Currently students complete five and a half years of medical college before they acquire an MBBS degree, which will be six and a half years with the one-year rural service rule. They must do up to two years of additional rural service before joining an MD programme (it is not clear whether the new MBBS requirement is incorporated within existing requirements for applying for a postgraduate seat). They are awarded a postgraduate degree only after three to three and a half year (depending on the state). An MD graduate will have spent up to 12 years in medical college, a period most medical students consider too long to cope with, especially when compared to education in other professional courses such as engineering, architecture and management.
At the same time, during their training medical students are seldom taught how to identify, diagnose and manage health problems in resource-poor settings. Students quickly imbibe the elite culture of the medical profession through the role models provided by their teachers. Classroom or bedside teaching does not inculcate empathy or compassion among students. Nor does it sensitise them to the real needs of the rural community. Young doctors posted in rural areas often lack insight into the socioeconomic determinants of diseases and do not know how to treat these diseases economically and effectively.
Another problem lies in the extreme commercialisation of medical education. Of the 269 registered medical colleges in India, 134 are private. Most students admitted to these medical colleges are required to personally finance their expensive education. Can we really expect students who have made what is essentially an investment to forget about money and think of their professional ethics and social obligations? After all, if students pay a fortune for their education they are going to be interested in recouping that investment at the earliest. By encouraging private medical colleges, the government is sending the signal that medical practice is for personal profit. Is it realistic to demand social commitment from young doctors when nothing else in the system encourages them to think and act along these lines? Are they wrong if they think solely of their careers and turn a blind eye to the problems of a rural population with no access to healthcare?

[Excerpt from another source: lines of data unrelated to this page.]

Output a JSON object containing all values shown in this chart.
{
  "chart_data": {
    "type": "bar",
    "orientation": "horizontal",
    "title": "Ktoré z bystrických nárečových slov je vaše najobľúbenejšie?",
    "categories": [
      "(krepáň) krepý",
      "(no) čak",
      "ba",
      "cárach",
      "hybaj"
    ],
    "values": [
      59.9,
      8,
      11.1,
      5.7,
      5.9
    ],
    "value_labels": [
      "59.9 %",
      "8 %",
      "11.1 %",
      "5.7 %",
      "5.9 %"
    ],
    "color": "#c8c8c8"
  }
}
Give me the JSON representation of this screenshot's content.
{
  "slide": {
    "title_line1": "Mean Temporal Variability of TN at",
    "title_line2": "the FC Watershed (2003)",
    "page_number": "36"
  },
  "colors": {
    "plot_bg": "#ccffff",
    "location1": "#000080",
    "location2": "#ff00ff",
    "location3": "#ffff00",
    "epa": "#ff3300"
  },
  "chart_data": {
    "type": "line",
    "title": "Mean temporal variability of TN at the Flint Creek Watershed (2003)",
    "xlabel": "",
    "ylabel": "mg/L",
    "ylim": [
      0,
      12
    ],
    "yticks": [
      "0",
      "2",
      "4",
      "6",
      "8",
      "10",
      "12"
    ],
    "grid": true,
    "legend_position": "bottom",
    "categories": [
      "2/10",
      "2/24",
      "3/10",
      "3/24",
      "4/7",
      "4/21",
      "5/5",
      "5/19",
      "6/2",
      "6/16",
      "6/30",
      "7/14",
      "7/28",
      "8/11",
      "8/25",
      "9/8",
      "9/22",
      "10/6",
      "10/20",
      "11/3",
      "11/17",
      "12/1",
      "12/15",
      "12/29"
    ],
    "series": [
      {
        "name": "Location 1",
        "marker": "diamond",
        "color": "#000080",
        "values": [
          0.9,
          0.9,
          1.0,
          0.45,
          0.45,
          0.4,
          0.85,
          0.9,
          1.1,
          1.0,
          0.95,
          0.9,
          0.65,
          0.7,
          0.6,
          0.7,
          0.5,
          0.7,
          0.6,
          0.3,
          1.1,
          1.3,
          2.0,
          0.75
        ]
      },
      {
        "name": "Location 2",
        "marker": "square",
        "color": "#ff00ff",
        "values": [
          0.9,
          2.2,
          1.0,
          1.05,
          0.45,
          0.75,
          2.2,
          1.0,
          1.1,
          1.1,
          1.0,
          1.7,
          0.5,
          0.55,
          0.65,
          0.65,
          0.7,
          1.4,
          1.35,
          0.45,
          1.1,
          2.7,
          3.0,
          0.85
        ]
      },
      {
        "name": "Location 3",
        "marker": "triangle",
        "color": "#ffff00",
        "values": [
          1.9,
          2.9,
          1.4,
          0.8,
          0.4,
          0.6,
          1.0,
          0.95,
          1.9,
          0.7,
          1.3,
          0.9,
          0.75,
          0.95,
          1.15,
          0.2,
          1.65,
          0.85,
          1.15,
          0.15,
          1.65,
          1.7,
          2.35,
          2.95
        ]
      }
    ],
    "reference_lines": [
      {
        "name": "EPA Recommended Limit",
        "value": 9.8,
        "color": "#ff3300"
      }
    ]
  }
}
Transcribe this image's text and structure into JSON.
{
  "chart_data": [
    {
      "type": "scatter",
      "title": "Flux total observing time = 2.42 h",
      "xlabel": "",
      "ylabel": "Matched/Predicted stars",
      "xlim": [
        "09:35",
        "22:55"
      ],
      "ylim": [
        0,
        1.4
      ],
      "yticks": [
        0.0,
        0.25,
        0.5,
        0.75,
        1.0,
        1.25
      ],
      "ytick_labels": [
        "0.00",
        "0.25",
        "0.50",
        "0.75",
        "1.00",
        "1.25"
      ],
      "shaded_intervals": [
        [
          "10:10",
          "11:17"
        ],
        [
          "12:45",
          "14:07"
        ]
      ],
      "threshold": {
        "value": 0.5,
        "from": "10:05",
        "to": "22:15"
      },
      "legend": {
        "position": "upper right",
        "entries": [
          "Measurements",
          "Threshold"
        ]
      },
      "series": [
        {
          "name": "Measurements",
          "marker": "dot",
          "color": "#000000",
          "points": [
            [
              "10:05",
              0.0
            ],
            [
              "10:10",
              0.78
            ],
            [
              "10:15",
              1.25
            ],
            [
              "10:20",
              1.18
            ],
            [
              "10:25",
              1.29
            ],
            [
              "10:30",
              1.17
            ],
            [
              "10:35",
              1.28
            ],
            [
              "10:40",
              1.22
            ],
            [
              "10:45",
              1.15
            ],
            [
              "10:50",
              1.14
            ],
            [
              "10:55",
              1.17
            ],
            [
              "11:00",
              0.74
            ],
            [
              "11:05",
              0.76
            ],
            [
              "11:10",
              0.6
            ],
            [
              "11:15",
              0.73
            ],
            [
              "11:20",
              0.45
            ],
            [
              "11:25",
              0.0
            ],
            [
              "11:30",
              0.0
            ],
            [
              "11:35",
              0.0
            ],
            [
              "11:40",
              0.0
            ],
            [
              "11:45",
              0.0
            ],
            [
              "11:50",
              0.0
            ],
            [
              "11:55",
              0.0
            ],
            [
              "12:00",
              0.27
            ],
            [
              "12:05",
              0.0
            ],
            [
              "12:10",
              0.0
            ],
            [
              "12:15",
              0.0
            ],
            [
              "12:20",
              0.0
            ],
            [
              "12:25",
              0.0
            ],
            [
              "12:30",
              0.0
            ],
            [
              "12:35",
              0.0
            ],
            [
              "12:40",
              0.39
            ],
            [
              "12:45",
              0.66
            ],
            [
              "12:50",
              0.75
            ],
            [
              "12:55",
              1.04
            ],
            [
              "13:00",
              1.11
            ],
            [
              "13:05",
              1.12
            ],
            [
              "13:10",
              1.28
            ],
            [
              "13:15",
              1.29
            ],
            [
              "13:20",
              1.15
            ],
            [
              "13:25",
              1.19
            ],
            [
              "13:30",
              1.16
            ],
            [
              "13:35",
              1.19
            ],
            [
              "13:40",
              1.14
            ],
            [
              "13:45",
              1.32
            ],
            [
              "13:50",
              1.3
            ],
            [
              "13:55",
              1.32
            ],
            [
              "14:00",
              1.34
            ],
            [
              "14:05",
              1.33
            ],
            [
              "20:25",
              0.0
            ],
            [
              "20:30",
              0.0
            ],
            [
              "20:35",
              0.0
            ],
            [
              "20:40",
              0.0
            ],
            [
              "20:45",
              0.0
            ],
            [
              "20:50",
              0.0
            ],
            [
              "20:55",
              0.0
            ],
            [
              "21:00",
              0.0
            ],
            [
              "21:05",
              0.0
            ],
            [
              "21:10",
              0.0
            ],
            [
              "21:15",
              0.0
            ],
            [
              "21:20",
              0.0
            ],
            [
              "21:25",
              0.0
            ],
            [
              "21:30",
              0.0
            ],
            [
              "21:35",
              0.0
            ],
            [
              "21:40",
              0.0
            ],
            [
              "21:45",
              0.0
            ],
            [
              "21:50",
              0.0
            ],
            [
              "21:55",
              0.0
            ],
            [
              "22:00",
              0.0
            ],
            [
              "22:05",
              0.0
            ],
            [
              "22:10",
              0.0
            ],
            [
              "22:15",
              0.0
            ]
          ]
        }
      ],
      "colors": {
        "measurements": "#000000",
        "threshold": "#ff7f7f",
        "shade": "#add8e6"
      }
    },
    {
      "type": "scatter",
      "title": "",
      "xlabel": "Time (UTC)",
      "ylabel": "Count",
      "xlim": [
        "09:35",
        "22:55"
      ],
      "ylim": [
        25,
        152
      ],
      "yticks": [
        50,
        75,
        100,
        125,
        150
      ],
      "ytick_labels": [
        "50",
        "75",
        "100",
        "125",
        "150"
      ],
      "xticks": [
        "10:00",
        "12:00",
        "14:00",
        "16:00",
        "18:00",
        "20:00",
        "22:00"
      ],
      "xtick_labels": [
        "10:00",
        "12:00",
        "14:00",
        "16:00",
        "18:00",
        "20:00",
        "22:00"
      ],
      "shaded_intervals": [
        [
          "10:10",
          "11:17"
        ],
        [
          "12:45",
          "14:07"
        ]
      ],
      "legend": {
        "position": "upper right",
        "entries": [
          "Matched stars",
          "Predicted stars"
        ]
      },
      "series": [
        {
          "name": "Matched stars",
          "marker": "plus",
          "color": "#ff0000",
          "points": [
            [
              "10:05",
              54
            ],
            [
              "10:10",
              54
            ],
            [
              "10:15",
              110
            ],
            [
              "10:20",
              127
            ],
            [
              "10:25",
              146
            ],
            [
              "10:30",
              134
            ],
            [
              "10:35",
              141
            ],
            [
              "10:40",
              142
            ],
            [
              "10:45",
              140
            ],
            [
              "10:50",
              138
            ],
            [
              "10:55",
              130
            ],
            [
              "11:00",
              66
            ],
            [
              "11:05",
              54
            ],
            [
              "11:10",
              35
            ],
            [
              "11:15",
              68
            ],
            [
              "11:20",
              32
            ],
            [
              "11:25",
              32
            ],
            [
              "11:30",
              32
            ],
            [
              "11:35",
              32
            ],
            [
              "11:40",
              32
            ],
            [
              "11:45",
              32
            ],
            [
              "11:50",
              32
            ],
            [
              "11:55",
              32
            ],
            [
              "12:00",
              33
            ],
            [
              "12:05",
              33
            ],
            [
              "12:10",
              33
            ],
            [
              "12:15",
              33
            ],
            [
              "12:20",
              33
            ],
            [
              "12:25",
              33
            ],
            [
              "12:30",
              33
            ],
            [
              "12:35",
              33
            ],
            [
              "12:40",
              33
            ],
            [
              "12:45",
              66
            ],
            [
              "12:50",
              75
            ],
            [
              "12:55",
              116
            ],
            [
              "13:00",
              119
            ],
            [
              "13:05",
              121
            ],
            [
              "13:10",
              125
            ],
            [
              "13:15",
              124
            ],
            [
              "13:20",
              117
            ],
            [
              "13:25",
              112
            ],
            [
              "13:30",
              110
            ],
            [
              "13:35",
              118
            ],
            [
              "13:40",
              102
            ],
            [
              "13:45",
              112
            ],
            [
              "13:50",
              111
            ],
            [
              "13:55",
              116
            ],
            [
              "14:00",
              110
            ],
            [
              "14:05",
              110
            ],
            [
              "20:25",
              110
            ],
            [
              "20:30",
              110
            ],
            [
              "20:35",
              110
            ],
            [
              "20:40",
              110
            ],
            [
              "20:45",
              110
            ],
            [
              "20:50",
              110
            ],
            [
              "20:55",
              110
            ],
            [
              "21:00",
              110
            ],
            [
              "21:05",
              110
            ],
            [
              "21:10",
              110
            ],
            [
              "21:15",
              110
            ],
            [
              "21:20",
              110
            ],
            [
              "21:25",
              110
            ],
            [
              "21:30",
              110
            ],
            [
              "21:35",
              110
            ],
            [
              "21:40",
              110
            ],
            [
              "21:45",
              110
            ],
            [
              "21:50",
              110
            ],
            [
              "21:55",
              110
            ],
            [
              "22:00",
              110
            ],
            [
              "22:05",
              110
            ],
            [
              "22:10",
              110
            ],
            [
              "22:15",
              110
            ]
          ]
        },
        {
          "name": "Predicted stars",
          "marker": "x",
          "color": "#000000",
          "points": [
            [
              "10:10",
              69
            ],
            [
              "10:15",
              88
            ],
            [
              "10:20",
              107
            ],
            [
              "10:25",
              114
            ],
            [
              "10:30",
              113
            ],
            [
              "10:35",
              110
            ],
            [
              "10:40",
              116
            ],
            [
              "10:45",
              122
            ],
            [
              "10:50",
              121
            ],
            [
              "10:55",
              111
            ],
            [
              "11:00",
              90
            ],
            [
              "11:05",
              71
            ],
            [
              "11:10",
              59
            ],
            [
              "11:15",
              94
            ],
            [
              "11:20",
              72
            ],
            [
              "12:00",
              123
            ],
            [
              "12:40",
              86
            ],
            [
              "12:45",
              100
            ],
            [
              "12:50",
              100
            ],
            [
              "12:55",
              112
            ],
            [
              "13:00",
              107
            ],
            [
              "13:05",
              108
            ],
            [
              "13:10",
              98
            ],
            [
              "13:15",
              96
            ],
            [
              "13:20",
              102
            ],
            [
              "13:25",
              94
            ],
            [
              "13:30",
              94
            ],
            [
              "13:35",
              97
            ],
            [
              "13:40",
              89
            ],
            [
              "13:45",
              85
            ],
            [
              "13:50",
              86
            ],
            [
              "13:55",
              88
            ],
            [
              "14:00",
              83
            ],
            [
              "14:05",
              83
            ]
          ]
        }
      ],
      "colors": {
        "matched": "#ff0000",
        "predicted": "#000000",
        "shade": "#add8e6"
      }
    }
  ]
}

The protests by medical students should not be taken lightly. Doctors who feel aggrieved at being forced to serve in rural areas are unlikely to fulfil their obligations to the people there. Making the rural healthcare system work and getting enough doctors to do that is one of the several challenges that the minister faces today. But this will have to be based on an understanding of the forces that have created the present system of medical education and practice, forces that are antithetical to ethical practice. Major changes are needed before we can speak realistically of promoting socially conscious behaviour in the medical profession.
Conflict of interest: My children are medical students.